Disclaimer - my memory may be too foggy to remember similar systems in the past, let alone at this scale. So corrections or other examples welcome.
Something I’ve especially noticed with TWW is Blizzard showing, and should continue to show, the supposed/relative the strength and rarity of various enemies through in game content and play rather than them just telling us, adding a little more immersion to our play throughs.
What do I exactly mean by this? Throughout TWW questing we’ve had a greater variety in the archetypes of enemies we face. The ‘new’ one I’ve noticed typically path between other generic mobs or are placed precariously between them adding another level of danger. Their health and damage pools are larger, and typically have more dangerous abilities. Pulling one, if unprepared or too overconfident, can mean a wipe. They’re not rares, not elites, not explicit quest objectives, just plain NPCs with slightly higher pools of everything. To me, this is a great example of story telling within with this medium. It showcases a level of relative strength, prestige, and rarity of the enemies you encounter, it also tells you a bit about a factions hierarchy. It adds flavor.
What is an example of this? How this translates into narrative? In what got me noticing the most was Azj-Kahet. Three instances here:
- City of Threads - more obvious, and very similar to Suramar, are the elite/leader ascended looking to sniff you out. Elites are elites of course, but there are non-elite pathing ascended in The Transformatory who still pack a punch and getting a bit too close can be a slip up. These specific enemies still only make up a minority, fitting them into this category.
- Siegehold - Very similar to the above, little more needs to be said.
- Rak-Zakaz - Kaheti Overseers, 4 legged, 4 armed, tall, leader like nerubians, pacing between the skirmishers and other enemies. These are the ones that really got me thinking. While not particularly dangerous, still a nice flavored touch.
It shows diversity, it shows strength, you experience danger, you are humbled in a way from being the world saving hero you are now, to an everyday* schmuck who has to watch their surrounds. You can’t just pull everything and, blow some CDs, and win. Obviously this changes as we progress, but bare with me here/focus on launch.
This can/should be extended to the rest of the enemies and factions we come into contact with using a mix of general lore and some old RTS designs. We shouldnt be running into mass quest fodder mobs of Blood Knights, tauren braves, 7th Legion, etc. That tauren brave (or really any tauren) in the middle of peons and orc grunts should give you pause. Mr. Beef has 3x the health pool and hits like a brick with an AOE stun. We can replace grunts with footmen and Mr Beef with a paladin blue side. We should see 3 footman (generic full on enemy units, not tiny swarm ones) trying to take on one brave, and still possibly losing. Every 7th Legion unit should have elite status because they are, supposedly, Stormwind/the Alliances elite. Lets showcase the difference between the Deathguard (Forsaken’s generic soldier) and the Dreadguard (the Forsaken’s elite soldier). The list can go on.

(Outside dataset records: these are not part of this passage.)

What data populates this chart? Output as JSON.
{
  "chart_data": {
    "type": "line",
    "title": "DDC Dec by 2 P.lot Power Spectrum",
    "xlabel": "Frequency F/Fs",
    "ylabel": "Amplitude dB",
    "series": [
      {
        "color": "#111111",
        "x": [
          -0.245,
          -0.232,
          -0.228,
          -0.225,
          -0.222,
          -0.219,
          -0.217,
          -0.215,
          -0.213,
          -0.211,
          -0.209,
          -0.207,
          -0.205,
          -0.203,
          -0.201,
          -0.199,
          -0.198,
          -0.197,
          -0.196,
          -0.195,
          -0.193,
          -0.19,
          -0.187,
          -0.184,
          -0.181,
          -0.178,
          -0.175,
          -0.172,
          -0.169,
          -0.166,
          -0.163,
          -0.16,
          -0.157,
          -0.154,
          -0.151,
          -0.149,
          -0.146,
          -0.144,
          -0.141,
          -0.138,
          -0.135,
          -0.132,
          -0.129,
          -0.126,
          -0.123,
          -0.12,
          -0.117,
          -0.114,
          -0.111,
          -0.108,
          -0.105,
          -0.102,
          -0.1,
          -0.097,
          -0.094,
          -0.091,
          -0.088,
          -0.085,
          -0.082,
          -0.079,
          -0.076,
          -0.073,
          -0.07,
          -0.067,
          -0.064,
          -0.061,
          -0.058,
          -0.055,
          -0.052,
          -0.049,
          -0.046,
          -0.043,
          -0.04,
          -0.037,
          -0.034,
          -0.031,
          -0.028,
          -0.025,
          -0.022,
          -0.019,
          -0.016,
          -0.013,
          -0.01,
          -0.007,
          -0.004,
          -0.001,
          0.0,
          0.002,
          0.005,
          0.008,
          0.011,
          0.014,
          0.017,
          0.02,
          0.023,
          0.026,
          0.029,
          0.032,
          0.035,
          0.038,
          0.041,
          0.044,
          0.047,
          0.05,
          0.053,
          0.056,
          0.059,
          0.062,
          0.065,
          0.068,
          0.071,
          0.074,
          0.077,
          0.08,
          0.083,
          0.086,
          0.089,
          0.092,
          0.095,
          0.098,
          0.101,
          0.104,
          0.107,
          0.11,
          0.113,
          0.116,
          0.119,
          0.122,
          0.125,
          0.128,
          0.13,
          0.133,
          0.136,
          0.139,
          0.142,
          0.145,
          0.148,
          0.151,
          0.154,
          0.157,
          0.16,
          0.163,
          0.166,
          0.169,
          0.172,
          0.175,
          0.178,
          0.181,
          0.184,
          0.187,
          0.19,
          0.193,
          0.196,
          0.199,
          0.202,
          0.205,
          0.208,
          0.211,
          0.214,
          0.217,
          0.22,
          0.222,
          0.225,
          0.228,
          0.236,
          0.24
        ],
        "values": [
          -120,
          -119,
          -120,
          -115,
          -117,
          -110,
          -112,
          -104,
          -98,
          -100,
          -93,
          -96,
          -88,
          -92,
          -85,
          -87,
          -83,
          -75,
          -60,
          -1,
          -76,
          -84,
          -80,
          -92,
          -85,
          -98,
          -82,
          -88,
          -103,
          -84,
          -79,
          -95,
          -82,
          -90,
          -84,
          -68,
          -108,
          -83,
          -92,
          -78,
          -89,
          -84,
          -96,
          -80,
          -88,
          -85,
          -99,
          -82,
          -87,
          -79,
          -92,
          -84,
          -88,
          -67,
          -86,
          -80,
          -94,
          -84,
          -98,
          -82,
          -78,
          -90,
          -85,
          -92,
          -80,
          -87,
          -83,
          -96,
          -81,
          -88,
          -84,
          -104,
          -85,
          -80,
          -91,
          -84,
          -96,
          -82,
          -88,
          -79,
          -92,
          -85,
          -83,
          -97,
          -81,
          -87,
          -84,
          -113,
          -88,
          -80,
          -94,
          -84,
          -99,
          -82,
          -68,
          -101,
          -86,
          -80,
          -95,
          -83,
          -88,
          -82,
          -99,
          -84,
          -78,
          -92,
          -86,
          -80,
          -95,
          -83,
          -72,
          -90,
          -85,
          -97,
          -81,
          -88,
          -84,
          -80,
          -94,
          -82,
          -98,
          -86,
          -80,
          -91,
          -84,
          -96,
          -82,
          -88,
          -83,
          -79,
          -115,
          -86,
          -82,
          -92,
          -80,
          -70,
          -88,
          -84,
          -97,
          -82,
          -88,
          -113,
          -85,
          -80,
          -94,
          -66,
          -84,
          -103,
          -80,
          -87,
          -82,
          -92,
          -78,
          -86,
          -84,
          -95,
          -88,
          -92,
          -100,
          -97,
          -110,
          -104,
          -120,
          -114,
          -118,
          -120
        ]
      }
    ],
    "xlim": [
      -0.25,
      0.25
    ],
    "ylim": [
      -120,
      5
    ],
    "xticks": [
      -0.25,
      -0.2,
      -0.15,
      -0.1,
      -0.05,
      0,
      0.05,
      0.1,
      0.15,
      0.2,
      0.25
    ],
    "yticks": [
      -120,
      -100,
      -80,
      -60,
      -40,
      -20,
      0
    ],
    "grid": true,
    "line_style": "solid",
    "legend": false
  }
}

This also requires selectively and properly using a lot of the above mentions. The 7th Legion should not be everywhere, nor should the Dreadguard. We know Blizzard does not care about numbers, but there should not be entire armies of Blood Knights or dreanei Vindicators that just get wiped out by murder hobos. There is hardly a handful of either left, they’re not out there dime a dozen. Blood Knights too only allowed a finite amount of members, requiring killing a member to gain their insignia (though it is stated they no longer practice this, I’ve found no direct source on it). Just to say, probably shouldnt see a legion of them getting mowed down every other patch.
Of course all this requires some delicate balancing of numbers to get that feeling of danger and prestige, but changing a 1 to a 2, or adding a 0, is far easier than rewriting the whole script.
These of course aren’t hard and fast rules, but examples as to how they can, and should, continue to showcase story telling through game play.